I only buy at wholesale prices (at least 20% less than market value) and usually find that after doing the sums; I need to put in another 25% of my own capital. Hence, the new acquisition is initially geared to a maximum of 55% of current resale value.
My system necessitates that I always purchase two properties in each individual “wealth cycle”.
As soon as there is enough combined equity to do so – due to a rise in property values and/or the reduction in the mortgage via the two rental incomes - I sell either one of the pair, which leaves the remaining property freehold.
Result: one more freehold (unencumbered) property added to my portfolio of freehold properties.
I then consider that particular wealth cycle completed and immediately begin to look for another two acquisitions to repeat the process.
Sounds easy – well it is easy and becomes more so with experience.
However, what is worth pondering over is the comparison of the net rental return of a freehold investment property, to the net return of a smaller income producing website.

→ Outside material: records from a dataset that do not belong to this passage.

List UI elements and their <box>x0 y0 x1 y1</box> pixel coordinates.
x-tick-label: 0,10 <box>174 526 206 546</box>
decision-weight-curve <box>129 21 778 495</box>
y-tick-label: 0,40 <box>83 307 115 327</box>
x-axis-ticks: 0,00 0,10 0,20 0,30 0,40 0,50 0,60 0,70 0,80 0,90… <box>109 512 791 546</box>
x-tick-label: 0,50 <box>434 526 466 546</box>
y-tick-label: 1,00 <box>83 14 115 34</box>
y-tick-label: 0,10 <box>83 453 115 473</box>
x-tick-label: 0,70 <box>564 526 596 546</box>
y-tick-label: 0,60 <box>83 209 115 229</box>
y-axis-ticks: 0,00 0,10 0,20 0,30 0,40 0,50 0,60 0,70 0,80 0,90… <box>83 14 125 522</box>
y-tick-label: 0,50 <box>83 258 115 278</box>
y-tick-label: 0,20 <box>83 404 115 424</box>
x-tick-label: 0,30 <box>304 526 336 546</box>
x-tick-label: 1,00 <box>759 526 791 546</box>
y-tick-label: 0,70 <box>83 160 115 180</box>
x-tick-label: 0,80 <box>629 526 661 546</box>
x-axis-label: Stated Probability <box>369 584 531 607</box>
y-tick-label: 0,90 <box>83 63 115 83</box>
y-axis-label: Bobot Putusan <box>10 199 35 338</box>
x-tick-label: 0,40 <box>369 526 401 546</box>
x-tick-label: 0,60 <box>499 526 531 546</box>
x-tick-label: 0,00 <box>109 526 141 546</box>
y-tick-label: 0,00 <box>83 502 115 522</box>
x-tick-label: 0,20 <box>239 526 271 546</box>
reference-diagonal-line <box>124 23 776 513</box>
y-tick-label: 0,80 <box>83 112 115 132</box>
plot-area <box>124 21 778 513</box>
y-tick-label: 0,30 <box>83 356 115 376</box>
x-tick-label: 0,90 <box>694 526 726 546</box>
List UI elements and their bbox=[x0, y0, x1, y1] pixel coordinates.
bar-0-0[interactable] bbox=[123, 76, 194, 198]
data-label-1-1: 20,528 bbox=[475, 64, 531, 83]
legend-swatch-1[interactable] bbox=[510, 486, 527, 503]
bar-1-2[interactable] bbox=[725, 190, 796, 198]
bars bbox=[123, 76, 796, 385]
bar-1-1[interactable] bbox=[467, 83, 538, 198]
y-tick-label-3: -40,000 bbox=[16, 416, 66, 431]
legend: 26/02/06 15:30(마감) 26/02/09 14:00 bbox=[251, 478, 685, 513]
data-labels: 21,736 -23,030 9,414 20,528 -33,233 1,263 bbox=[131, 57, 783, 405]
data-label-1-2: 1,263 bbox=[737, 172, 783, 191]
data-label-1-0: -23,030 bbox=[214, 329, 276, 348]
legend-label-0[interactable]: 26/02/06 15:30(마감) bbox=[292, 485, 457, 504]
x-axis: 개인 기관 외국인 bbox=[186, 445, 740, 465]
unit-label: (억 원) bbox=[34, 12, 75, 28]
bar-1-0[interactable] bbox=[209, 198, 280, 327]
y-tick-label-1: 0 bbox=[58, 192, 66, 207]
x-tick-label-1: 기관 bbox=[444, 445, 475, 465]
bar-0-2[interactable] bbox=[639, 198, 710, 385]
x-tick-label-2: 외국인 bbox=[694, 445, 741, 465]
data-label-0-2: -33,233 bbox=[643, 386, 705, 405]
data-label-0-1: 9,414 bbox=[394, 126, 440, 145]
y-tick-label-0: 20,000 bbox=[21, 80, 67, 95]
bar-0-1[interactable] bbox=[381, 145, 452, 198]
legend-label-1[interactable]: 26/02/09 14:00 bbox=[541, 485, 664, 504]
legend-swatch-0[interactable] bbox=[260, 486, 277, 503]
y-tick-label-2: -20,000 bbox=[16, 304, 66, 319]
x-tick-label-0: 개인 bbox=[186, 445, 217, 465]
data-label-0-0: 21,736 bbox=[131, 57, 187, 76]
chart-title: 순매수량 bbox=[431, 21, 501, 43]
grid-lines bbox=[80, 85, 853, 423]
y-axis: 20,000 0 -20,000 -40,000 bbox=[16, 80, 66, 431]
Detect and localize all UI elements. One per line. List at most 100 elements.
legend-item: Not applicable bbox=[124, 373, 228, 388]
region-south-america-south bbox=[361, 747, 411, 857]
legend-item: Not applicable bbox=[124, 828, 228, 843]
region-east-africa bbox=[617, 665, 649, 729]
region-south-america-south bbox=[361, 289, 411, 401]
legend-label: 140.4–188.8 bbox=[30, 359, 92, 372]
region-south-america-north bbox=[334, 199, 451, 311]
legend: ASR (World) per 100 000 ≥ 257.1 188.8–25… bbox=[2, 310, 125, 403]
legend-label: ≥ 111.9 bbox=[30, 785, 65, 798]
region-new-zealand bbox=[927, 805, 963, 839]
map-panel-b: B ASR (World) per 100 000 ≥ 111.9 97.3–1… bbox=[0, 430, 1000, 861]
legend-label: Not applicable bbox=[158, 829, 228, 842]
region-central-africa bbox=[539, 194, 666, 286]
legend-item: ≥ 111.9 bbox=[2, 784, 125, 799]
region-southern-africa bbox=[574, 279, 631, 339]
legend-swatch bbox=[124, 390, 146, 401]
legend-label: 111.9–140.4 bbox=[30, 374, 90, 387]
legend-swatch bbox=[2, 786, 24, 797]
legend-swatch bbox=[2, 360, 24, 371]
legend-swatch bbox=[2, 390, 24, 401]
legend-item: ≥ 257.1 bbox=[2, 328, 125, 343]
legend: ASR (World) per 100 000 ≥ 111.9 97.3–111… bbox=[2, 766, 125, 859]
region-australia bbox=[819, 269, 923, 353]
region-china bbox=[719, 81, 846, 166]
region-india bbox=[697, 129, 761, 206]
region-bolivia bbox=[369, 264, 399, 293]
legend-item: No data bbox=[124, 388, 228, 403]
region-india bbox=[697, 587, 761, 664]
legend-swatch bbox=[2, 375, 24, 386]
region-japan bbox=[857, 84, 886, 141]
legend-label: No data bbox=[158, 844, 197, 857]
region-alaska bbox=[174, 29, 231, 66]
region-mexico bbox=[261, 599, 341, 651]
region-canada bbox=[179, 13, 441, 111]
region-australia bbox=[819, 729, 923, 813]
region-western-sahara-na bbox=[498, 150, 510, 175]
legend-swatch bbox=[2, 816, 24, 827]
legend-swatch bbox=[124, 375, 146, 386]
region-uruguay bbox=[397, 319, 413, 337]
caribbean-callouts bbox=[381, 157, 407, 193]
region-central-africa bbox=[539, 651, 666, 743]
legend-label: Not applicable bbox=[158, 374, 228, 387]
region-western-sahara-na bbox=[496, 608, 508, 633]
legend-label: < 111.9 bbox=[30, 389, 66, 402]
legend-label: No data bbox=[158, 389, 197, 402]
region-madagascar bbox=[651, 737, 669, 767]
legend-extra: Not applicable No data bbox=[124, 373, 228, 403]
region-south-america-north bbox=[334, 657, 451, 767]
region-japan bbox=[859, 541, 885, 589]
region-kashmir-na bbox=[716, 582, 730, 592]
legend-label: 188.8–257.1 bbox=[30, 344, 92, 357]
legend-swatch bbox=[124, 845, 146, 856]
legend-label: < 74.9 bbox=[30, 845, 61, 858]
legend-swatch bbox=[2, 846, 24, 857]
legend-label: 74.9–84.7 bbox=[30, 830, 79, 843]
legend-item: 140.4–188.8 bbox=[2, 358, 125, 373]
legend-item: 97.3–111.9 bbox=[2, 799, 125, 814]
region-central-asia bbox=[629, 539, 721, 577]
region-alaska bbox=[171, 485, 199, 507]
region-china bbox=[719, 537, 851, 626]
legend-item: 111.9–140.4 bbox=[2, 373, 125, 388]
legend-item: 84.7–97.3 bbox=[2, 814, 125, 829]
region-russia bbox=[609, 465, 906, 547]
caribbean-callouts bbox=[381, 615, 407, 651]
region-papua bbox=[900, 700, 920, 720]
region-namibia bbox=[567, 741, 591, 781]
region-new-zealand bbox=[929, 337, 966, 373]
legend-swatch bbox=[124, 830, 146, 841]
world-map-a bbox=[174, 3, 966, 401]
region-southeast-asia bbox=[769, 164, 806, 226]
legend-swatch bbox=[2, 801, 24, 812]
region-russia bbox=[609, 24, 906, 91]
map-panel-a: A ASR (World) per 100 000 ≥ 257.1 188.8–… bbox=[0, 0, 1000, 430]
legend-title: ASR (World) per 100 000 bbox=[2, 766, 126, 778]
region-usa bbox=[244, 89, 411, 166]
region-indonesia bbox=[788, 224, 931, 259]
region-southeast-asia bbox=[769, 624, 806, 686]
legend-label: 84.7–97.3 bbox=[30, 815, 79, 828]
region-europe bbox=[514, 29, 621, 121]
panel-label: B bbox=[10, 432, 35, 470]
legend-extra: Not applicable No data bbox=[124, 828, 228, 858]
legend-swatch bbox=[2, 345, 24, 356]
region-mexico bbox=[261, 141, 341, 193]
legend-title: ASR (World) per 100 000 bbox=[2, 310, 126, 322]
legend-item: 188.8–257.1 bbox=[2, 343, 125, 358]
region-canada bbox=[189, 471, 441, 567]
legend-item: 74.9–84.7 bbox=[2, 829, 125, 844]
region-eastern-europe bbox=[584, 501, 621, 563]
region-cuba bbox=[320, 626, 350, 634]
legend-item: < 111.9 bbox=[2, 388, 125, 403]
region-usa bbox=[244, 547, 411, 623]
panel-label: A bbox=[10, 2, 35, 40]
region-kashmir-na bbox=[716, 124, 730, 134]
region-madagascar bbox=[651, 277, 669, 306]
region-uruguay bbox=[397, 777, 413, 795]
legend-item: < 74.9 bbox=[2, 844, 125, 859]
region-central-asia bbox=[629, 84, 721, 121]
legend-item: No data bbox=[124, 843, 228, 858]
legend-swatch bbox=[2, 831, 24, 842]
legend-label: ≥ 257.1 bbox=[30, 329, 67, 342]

My most recent wealth cycle completion left me with a freehold 2-bedroom apartment (we call them home-units here in Australia). The property is now worth about $120,000.00 and currently rents for $125.00 per week.
A smaller website, for example, one that receives on average three or four e-book sales a week and earns a modest income from Google Adsense, can also produce $125.00 a week. So, if the return is the same and the owner’s input is negligible in both situations, why isn’t the website worth $120,000.00 in comparison?
The website owner, of course, would be extremely lucky to receive 3 - 5% of $120,000.00.
I feel that this anomaly has been partly created from the result of the dot com boom and bust cycle and partly because, in spite of all the hype, the economics of the Internet is still in its infancy.
Can cyberspace be considered real estate? Or is a website merely at best a business proposition with some added intellectual property?
Whatever the answer, I feel that Adsense (and similar programs) have underpinned both the prospective and the potential value of website valuation.
The cash flow from a few websites, each with an average return of $125.00 per week has enormous wealth creation potential for the master wealth creator. I could foresee the linking of a pair of income producing websites with a higher geared property acquisition (purchased at wholesale price), so that the monetary effect would be as if the rents of three properties were now quickly paying off the mortgage of the new acquisition. In this example two of “the properties” are in cyberspace yet it is important to understand that the net monetary effect would be exactly the same.
A couple of websites is “no big deal” - yet if one considers that those same two websites can give you a freehold income producing property approximately every five years, then the values and economics of the internet will need to be rewritten.